The oil and gas extraction industry employs 400,000 workers. During 2003-2007, the fatality rate among oil and gas extraction workers was nearly eight times that for all U.S. workers (30.0 vs. 4.0 per 100,000 workers). Occupational fatality rates among these workers are high, and vary with the level of drilling activity. In addition, injury risk may be associated with other factors, such as company type and size. The purpose of this study was to characterize the differences in risk of fatal injury according to company type and size during 2003–2007.


Data from the Bureau of Labor Statistics, Census of Fatal Occupational Injuries were utilized for this study. Company size was defined as small (fewer than 20 workers); medium (20–99 workers), and large (100 or more). For company type, companies were characterized as operators, drilling contractors and service companies. Relative risks were calculated to compare occupational fatality rates among different groups of companies.

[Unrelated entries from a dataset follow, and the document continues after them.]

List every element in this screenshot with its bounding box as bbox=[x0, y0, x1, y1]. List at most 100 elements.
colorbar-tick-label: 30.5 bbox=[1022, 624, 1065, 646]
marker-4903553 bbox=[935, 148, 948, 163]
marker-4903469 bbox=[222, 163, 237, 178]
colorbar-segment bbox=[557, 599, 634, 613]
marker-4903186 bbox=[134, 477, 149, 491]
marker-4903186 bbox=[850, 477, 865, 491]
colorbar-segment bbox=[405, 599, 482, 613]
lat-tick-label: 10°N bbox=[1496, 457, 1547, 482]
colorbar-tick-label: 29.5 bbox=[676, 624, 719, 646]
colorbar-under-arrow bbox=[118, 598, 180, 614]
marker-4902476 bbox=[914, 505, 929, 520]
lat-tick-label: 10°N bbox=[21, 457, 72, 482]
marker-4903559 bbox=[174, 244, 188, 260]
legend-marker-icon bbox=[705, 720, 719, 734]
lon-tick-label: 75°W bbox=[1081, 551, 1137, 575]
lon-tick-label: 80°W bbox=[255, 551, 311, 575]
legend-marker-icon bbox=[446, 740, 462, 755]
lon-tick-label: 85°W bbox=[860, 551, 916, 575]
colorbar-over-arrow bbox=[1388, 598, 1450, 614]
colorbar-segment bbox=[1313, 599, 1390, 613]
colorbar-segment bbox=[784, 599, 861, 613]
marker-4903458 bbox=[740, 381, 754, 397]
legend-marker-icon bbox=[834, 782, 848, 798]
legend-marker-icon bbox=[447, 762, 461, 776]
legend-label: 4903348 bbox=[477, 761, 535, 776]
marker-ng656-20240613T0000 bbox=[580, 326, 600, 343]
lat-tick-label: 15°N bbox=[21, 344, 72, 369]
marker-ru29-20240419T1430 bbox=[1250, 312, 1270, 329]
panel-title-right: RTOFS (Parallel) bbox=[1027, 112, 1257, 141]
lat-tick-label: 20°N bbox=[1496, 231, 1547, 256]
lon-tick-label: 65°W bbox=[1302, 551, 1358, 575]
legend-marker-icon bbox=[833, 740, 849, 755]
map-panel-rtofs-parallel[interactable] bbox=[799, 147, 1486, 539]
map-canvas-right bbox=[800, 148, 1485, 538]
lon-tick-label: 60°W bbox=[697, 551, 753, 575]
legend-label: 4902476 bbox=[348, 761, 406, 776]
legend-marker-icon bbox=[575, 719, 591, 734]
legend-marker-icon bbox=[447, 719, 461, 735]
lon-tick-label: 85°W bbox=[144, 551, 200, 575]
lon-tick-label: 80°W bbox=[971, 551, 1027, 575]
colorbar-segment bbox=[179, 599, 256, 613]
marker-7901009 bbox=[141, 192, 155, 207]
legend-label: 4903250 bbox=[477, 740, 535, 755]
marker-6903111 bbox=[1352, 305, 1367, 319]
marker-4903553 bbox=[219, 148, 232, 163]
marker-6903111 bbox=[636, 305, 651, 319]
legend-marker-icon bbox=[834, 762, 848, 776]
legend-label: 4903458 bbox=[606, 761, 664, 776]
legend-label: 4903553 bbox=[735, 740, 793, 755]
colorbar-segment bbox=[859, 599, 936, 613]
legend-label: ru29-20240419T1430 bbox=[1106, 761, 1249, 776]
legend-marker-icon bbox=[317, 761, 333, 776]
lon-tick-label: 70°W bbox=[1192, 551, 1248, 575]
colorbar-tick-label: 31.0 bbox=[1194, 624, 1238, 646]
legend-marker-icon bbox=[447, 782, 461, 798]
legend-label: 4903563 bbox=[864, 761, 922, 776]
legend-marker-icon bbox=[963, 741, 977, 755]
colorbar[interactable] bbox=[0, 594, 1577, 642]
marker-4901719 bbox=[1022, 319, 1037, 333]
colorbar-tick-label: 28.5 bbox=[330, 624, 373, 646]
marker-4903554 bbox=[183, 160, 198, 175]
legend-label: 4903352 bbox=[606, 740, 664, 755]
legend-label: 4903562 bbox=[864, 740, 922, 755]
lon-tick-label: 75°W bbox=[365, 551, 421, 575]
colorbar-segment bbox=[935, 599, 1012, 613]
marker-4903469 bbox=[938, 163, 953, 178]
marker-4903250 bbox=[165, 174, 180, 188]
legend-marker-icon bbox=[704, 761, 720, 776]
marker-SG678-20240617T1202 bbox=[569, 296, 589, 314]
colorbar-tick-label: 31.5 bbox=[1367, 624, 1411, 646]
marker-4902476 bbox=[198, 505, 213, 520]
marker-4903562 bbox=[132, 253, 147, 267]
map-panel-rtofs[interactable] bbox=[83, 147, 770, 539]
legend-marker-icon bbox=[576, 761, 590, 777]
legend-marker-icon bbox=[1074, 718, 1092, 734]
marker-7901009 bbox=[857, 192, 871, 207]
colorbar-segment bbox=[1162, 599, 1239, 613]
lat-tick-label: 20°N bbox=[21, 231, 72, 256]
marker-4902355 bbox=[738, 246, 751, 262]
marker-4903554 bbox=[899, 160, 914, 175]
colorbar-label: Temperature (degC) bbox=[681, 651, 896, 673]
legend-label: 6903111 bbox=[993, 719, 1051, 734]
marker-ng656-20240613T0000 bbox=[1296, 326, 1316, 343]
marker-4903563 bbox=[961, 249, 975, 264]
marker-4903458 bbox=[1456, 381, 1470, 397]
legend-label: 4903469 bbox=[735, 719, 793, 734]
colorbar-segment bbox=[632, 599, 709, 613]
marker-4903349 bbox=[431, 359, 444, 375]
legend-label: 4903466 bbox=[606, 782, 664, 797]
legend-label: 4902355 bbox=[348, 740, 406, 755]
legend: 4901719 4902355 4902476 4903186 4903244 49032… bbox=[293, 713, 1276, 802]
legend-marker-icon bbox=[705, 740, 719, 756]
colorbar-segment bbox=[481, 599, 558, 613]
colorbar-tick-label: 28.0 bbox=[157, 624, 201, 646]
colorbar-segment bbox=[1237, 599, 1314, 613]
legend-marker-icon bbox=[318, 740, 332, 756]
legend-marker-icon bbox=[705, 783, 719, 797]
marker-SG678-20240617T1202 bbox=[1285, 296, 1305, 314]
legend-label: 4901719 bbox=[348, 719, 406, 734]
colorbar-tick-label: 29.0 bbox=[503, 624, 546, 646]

Workers employed by small companies were three and five times as likely to suffer a fatal injury compared with workers from medium and large companies, respectively. There were also substantial differences between company types, independent of company size. Workers employed by drilling contractors were most at risk of fatal injury. The fatality rate in drilling companies was three times that for operators, and 1.5 times the rate among service companies. The size effect held true within each company type; the company type effect held true among small companies.


The workers at highest risk were those employed by small companies, particularly small drilling contractors. These findings may help safety professionals develop workplace solutions and conduct outreach and training for the industry's most at-risk workers.